To be clear, there’s nothing inherently wrong with any of this. These are businesses, they provide a service and have to make money to stay alive. However I think the vast majority of users just want the fancy javascript popup, everything else is excess baggage.

Enter iBegin Share, a free, open source alternative for javascript-powered bookmark sharing. Instead of going offsite to retrieve code at each page load, iBegin Share runs locally on your site, saving you bandwidth and decreasing load time. iBegin Share tracks usage like its corporate counterparts, but that data is stored in your database and used for your own data tracking purposes only, saving more bandwidth (since it doesn’t have to communicate back) and your privacy. Finally, since its open source you can modify the code any way you want: change the look, layout, color scheme — the tool includes 4 preset color schemes, plus an option for text vs. button link — even add totally new share options. A WordPress plugin version is available.
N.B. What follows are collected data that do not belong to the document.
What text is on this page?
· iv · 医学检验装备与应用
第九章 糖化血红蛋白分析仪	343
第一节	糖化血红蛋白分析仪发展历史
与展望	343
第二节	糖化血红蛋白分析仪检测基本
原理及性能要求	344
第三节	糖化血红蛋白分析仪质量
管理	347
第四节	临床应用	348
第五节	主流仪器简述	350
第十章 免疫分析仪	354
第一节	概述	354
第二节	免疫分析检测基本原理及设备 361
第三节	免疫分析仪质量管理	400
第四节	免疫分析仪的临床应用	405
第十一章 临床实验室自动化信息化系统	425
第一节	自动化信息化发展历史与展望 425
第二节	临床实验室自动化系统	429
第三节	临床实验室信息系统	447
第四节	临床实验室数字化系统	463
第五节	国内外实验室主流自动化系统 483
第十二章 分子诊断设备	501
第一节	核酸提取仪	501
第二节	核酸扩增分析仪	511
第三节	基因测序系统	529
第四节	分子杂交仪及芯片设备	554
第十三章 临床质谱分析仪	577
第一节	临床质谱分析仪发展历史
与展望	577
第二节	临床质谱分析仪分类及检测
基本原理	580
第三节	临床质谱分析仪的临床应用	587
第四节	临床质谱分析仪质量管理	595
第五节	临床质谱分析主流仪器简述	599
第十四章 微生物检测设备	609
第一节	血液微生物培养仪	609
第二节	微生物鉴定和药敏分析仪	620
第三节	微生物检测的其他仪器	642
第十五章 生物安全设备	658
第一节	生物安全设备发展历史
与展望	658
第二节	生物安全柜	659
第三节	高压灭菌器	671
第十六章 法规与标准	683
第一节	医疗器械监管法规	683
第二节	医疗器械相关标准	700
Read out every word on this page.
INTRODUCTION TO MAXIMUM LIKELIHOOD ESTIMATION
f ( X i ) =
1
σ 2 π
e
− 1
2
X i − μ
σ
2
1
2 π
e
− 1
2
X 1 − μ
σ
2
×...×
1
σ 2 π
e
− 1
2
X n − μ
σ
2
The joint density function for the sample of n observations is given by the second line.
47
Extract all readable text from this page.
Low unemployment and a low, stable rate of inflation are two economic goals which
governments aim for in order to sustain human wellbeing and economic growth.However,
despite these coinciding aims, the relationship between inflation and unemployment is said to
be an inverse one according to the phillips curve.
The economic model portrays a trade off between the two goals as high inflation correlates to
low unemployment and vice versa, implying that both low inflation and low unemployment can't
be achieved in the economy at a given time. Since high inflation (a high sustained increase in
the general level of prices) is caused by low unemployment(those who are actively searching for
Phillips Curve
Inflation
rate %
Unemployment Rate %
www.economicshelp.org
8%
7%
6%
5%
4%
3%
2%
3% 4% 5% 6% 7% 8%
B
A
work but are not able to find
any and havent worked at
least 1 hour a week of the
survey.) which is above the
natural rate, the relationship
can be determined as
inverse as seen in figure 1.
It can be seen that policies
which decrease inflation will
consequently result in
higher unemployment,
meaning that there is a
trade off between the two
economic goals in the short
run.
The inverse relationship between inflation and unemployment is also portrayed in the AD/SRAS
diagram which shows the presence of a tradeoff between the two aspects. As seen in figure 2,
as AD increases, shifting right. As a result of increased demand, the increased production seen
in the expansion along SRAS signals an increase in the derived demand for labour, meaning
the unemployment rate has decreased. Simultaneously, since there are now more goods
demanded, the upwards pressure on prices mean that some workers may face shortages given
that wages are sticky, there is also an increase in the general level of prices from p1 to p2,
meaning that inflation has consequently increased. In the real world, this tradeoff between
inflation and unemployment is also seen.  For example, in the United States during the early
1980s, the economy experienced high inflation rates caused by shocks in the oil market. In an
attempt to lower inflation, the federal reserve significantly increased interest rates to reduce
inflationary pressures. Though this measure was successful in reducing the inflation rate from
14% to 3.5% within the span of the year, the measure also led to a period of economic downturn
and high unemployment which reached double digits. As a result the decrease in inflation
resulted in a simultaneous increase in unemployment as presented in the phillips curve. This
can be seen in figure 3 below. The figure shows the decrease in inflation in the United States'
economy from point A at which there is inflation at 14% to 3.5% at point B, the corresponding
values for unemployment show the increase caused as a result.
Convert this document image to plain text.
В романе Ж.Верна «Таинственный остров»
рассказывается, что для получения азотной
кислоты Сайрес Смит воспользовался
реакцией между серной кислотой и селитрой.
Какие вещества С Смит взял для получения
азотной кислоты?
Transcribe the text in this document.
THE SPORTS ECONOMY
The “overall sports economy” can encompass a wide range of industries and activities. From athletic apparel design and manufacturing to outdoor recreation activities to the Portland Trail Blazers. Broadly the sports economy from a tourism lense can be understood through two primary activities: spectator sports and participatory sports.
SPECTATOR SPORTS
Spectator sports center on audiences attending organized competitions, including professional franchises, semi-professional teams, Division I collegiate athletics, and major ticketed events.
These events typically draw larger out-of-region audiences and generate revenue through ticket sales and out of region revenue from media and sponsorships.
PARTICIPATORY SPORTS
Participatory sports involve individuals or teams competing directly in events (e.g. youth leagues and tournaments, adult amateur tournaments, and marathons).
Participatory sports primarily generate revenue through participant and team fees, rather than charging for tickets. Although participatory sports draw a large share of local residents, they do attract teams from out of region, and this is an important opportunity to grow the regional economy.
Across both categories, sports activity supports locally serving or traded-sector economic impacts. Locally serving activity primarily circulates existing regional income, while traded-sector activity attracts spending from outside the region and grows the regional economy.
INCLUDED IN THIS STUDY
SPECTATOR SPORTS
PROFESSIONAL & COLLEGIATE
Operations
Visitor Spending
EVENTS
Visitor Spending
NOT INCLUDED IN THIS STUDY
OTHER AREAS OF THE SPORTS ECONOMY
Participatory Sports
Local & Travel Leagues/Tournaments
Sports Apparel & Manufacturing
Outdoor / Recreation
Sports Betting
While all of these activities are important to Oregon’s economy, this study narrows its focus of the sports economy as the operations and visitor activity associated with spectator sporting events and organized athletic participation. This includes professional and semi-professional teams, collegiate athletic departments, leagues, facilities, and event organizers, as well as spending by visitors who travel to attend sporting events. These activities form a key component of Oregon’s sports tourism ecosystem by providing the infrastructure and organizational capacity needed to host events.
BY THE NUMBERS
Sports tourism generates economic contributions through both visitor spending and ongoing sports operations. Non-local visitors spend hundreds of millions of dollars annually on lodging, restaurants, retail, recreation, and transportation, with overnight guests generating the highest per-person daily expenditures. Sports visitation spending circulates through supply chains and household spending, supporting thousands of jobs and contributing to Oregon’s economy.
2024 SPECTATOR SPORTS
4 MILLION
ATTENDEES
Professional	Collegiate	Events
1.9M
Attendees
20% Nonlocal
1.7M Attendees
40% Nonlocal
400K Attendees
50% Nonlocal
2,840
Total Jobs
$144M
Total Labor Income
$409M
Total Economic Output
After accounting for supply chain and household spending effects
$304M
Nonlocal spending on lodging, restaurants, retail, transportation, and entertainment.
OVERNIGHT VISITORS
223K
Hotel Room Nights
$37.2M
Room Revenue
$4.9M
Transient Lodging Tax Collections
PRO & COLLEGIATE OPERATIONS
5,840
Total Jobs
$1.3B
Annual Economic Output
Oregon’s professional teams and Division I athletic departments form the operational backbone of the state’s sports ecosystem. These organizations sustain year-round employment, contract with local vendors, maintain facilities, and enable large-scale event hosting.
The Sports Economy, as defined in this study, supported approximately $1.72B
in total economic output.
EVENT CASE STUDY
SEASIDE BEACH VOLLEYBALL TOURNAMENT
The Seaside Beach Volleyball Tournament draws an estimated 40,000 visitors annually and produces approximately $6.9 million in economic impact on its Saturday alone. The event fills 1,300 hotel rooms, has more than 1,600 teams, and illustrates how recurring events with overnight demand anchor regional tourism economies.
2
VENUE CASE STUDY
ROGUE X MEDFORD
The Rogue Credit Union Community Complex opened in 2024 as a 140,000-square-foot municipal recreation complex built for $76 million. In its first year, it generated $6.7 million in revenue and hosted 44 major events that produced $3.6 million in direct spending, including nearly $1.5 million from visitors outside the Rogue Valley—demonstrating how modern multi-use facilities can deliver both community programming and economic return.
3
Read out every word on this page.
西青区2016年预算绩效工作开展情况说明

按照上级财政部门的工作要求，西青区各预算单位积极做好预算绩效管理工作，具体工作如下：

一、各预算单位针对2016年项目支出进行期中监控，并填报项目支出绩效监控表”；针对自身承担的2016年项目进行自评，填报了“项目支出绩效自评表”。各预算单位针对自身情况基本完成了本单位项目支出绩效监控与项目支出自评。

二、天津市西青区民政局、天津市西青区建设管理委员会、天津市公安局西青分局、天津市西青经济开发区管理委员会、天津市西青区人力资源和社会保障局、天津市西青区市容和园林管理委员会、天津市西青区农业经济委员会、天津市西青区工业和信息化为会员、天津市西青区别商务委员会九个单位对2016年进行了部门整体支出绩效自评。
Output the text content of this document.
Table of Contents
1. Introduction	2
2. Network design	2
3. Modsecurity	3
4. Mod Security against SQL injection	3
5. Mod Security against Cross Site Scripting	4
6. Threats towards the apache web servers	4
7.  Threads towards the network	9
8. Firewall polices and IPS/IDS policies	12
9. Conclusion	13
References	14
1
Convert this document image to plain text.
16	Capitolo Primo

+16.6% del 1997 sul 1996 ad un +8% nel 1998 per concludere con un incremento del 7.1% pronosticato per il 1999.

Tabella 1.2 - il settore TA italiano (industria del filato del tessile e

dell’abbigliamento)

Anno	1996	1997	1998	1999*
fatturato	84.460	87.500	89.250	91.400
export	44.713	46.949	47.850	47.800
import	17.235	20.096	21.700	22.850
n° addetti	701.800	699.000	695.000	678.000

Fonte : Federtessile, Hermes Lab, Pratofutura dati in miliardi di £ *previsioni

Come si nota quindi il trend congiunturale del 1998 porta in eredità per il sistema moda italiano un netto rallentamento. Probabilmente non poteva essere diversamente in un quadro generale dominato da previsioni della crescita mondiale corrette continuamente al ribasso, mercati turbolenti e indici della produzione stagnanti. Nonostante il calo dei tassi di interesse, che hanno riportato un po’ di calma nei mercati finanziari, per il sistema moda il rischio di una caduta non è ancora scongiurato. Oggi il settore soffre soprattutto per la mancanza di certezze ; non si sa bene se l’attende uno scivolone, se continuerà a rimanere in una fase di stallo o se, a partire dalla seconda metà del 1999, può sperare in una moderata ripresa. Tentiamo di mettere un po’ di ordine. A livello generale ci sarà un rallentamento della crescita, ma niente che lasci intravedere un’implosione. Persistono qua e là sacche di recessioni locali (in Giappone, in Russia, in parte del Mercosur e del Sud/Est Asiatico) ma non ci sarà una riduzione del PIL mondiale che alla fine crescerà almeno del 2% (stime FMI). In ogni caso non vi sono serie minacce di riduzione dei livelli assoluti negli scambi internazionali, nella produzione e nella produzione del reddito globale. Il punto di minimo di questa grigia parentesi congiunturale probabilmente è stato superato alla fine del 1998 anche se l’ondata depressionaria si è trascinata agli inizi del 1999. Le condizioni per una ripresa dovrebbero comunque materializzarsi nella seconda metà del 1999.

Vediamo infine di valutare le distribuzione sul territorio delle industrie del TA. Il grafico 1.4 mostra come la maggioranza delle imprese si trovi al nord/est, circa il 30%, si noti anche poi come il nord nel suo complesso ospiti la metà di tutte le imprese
On the downside, external documentation is pretty thin at the moment, but the code is well-commented. There is also a forum, but activity there is rather limited right now — a discussion on a seemingly common issue started earlier this month has yet to receive any official word. So you’re on your own with any heavy customizing or problems, but I suppose that’s the tradeoff for eliminating any third party eyes poking around your traffic. Assuming it works as advertised, I’d argue that it’s a far better deal than the other tools, even without any customization ability.

If you decide to give iBegin Share a shot, or if you’re using it already, I’d love to hear how it’s working for you. Please share your experiences in the comments.